一向都是被姜遇调戏、忍耐她一切动作的程万里,这一次却是气势汹汹的主动进攻着。

滚烫的舌尖强势的撬开她的牙齿,目的明确的缠上她的软舌,一番翻缠之后,又急不可耐的吮吸,仿佛要将她舌头拔走般的索取,让她下意识的开始退缩,呜咽着捶打他的胸膛。

“啵~”

粘长而清脆的破裂声响起,拉扯到极致的丝线骤然断裂,弹回两人的下颌上。

相比起只是润透了唇瓣的程万里,姜遇的唇瓣却红肿的过分,仿佛只要再轻轻一碰,就会迅速炸开。
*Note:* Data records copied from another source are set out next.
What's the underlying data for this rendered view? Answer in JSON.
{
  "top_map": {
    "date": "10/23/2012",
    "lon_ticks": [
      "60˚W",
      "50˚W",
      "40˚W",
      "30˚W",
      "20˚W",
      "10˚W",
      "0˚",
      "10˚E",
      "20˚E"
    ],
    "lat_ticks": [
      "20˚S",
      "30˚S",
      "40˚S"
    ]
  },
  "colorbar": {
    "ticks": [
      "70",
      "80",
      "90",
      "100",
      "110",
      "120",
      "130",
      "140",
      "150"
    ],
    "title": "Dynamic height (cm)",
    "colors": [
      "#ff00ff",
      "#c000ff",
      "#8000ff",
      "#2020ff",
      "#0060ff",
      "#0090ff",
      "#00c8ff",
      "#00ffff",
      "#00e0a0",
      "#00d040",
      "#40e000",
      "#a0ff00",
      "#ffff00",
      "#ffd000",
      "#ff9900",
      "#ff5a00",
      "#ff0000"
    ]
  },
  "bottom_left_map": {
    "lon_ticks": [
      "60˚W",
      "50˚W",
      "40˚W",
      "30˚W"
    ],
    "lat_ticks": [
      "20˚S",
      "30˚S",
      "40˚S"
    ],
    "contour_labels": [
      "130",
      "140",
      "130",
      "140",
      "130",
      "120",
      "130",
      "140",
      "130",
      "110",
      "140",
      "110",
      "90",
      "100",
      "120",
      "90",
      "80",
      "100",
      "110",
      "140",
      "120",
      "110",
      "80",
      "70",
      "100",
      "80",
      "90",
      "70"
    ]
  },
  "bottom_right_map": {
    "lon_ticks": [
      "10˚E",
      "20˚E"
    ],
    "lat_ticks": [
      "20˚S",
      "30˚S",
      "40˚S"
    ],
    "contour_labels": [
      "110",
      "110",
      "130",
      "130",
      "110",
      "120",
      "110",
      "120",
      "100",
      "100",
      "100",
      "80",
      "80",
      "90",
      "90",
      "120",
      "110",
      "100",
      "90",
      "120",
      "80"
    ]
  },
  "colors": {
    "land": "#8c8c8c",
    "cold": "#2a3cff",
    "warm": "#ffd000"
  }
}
程万里极速而克制的低喘着,心疼的舔了舔姜遇的唇瓣,难耐的拱了拱腰:“姜遇,我好难受……你帮帮我,好不好?”

紧贴的距离和两条单薄的短裤让姜遇瞬间察觉到了程万里的异常:“咦?你这是什么情况?”

她好像没对他做什么太过分的事吧?该做的精神安抚也从没落下,他怎么会变成这样?

程万里闷哼着贴着她的耳朵,小声的呢喃着:“换毛期,难受!”

嗯?换毛期?

姜遇愣了一会儿,倒是从原身的记忆里找到了这方面的内容。

哨兵们有兽型,自然也会像一般的野兽一样,在天气转暖以后有换毛期。

处在换毛期的哨兵会变得烦躁易怒,身体不自在,心里像憋着火一样,但是最应该变得激动的地方,却又像是突然脱离了身体一般,起不了任何反应。

所以,换毛期又被恶称为阉人期。